Continuam hospitalizados ainda Antonio Carlos de Godoy, de 58 anos, transferido para o CTQ do Hospital Geral do Andaraí, com 26% do corpo queimados; e Cristiane da Silva Maciel, de 26, levada para o Hospital Central da Polícia Militar (HCPM), no Estácio. Ambos estão fora de perigo. Rosângela dos Santos Silva, de 44 anos, que havia sido internada no HCPM, recebeu alta.
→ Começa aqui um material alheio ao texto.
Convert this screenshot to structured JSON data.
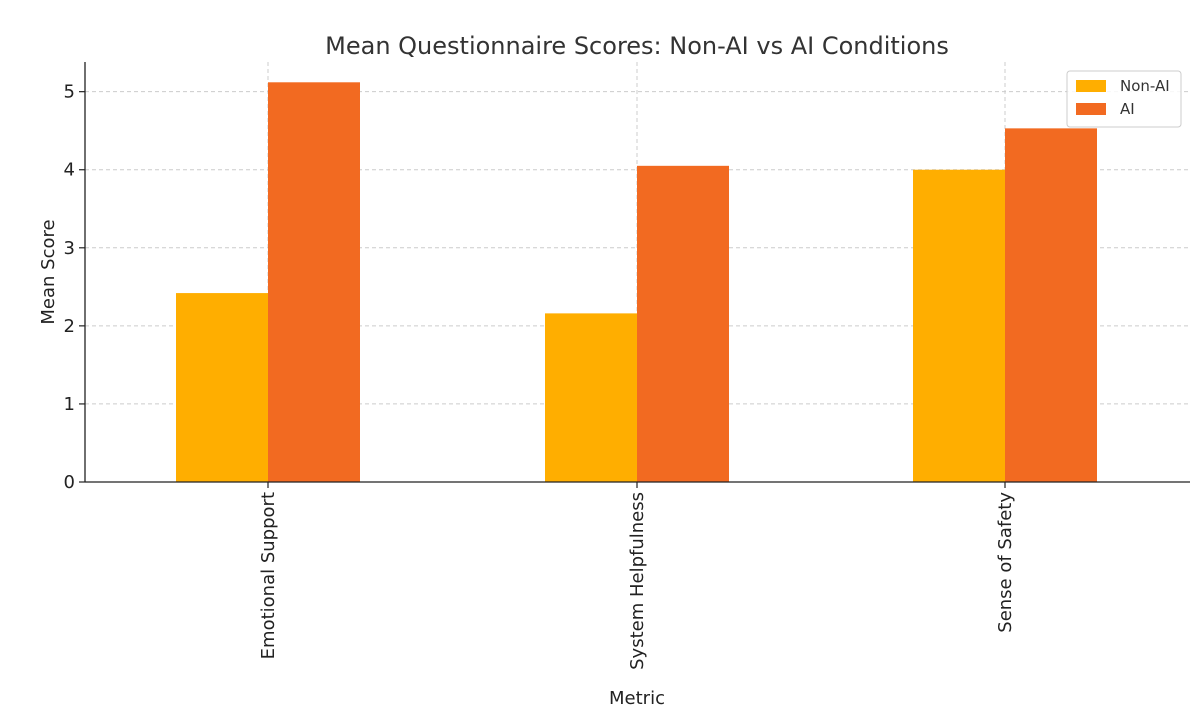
{
  "chart_data": {
    "type": "bar",
    "title": "Mean Questionnaire Scores: Non-AI vs AI Conditions",
    "xlabel": "Metric",
    "ylabel": "Mean Score",
    "categories": [
      "Emotional Support",
      "System Helpfulness",
      "Sense of Safety"
    ],
    "series": [
      {
        "name": "Non-AI",
        "color": "#FFAE00",
        "values": [
          2.42,
          2.16,
          4.0
        ]
      },
      {
        "name": "AI",
        "color": "#F26A21",
        "values": [
          5.12,
          4.05,
          4.53
        ]
      }
    ],
    "ylim": [
      0,
      5.38
    ],
    "yticks": [
      0,
      1,
      2,
      3,
      4,
      5
    ],
    "grid": true,
    "legend_position": "top-right"
  }
}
- Parecia que estávamos num micro-ondas - disse ela.
Uma das vítimas, a estudante de teatro e moradora de Madureira Luciana Fernandes, prestou depoimento nesta quarta na 32ª DP (Taquara). Ela afirmou que os bandidos jogaram algo que parecia uma bomba de fabricação caseira no micro-ônibus:
- Eles gritavam "sai, sai!". Mas as chamas lamberam o ônibus muito rapidamente. Tentei proteger meu rosto e pulei pela parte de cima da janela, até cair no chão. Quando me levantei, vi que havia pessoas sem a pele nas mãos e nas pernas. Queimei o braço e meu cabelo. Mas poderia ter morrido.
O mesmo pânico foi relatado pelo motorista, Edson de Souza Cerqueira, que também prestou depoimento.
- Foi uma maldade muito grande. Consegui sair e pegar meu casaco para tentar apagar o fogo no corpo das pessoas.